More significant, though, are how well the controls transferred over to the PC. Not to take anything away from how the game performs on Xbox, but it's clear that Full Spectrum Warrior was primarily designed as a PC-style game. The movement cursor just seems much more response when mapped to a mouse, and left-clicking to assign your fire sectors feels just as intuitive. Ditto with all the grenadier's special weapons, and whatever support artillery you may have: all of these are mapped to the number keys, making them that much easier to deploy. Graphically, too, the PC version has the upper hand. With all the graphic settings set to their highest values, and played in the max resolution, it looks pretty hot.
The biggest letdown, really, is how the game didn't improve upon the Xbox version's minor shortcomings. Foremost -- and, given the nature of the PC interface, perhaps not too difficult to implement -- would have been some beefed-up RTS-style controls. Things like unit grouping and command queuing would have been very welcome additions, but no dice. Ditto with competitive online play; just like its Xbox counterpart, the only multiplayer option is for co-op games. Given that much of the game's appeal comes from the challenge inherent in coordinating the actions of two independent fireteams, it isn't all that appealing.

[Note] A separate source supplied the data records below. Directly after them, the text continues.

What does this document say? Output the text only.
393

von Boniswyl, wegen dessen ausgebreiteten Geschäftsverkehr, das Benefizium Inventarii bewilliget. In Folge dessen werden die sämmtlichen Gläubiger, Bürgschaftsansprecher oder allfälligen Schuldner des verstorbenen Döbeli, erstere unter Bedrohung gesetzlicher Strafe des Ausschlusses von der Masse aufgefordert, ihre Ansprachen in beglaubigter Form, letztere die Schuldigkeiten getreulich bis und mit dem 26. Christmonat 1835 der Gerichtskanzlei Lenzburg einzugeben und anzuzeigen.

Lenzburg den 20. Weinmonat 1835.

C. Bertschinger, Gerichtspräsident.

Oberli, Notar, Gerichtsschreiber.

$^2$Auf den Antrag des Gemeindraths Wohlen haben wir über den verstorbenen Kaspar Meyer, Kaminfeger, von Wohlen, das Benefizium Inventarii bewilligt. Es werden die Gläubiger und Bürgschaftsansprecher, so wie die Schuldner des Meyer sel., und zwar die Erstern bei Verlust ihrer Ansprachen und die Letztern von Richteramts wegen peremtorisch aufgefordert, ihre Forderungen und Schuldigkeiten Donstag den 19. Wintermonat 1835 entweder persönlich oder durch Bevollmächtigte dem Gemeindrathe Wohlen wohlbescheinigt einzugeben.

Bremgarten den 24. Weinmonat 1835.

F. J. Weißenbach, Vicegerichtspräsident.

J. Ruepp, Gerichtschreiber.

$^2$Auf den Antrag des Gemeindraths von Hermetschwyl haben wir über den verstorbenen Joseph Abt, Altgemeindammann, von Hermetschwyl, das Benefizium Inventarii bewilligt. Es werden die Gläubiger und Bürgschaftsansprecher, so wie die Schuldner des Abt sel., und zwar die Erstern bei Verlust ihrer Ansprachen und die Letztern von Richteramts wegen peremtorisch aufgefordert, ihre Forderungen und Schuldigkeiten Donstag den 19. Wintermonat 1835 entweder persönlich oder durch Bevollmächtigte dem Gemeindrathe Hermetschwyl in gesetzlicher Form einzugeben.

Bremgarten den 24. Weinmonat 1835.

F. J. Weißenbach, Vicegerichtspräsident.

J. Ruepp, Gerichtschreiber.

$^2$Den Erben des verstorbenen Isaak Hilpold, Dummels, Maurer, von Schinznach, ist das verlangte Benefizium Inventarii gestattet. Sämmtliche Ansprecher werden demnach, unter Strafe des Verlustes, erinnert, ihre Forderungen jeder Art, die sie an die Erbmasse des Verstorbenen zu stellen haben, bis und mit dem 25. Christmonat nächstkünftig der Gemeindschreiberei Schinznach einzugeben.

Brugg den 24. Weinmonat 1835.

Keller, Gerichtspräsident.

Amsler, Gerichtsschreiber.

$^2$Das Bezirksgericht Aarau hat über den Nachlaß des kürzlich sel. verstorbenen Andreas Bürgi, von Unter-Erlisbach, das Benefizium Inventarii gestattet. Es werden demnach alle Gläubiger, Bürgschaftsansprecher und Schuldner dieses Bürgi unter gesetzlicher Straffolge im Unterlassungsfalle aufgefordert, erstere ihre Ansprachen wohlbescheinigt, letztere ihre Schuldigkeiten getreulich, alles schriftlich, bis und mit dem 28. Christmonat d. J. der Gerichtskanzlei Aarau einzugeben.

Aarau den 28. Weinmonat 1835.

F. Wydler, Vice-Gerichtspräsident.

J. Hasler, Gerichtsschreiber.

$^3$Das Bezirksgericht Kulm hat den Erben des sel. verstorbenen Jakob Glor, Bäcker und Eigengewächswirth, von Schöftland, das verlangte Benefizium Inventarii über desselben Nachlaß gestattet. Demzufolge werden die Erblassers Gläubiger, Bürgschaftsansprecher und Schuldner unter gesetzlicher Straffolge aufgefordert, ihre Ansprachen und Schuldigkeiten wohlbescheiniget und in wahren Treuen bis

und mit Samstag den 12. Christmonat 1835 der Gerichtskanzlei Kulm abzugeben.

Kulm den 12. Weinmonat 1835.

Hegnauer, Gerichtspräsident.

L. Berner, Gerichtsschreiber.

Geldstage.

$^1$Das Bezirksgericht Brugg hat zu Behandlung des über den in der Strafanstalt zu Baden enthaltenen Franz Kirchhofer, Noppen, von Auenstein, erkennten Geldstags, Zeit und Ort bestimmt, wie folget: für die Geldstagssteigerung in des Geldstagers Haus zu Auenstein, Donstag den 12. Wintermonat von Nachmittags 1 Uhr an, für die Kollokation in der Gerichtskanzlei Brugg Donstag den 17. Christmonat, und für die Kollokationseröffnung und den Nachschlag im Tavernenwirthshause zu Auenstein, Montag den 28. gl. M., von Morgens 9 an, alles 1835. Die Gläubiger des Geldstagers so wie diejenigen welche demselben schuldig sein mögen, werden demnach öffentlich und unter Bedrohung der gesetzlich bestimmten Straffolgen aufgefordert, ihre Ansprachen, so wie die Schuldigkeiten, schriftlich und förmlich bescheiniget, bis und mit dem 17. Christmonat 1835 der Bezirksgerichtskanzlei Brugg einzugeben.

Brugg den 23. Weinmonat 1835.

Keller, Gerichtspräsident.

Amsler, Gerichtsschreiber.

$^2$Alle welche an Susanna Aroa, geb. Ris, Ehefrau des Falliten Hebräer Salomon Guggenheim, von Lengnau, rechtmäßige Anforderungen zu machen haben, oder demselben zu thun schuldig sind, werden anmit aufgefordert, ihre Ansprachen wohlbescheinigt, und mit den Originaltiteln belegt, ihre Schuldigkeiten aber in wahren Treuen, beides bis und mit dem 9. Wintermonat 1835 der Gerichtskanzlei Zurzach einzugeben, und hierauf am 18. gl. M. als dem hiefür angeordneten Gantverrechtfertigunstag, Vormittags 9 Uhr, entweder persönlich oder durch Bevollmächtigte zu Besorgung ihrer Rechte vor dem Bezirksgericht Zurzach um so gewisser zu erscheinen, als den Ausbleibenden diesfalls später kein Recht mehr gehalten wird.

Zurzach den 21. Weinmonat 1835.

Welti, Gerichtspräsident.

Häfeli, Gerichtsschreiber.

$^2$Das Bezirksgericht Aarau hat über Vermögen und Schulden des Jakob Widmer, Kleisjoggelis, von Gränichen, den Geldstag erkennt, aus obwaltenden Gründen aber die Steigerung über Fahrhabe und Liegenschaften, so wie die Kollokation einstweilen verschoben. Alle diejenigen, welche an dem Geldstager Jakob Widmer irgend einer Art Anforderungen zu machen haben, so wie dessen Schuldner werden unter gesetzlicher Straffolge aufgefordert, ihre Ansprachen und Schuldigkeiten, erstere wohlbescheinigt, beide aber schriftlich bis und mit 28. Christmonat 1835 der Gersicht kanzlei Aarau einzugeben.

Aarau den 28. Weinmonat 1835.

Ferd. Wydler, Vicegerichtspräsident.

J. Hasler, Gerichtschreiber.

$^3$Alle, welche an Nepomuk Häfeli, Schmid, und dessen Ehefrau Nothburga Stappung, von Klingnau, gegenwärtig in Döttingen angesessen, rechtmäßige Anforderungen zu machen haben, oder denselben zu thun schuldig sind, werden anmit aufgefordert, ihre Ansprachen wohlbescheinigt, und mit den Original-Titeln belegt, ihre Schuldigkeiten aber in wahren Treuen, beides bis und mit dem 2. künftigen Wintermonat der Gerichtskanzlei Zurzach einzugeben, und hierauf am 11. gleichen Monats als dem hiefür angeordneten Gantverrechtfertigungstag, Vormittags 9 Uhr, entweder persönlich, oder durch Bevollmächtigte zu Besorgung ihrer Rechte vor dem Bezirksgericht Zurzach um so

If you didn't get to play it on Xbox, then it's easy to recommend this on the PC. The interface works a whole lot better on the PC, and if your machine is up to running it all maxed out, then it will look that much cleaner. All this aside, however, the game itself is intense and utterly engrossing. Unlike many games of this theme, it also has a very distinct sense of personality, which carries it forward when the deliberate nature of its pacing makes it start to feel a little onerous.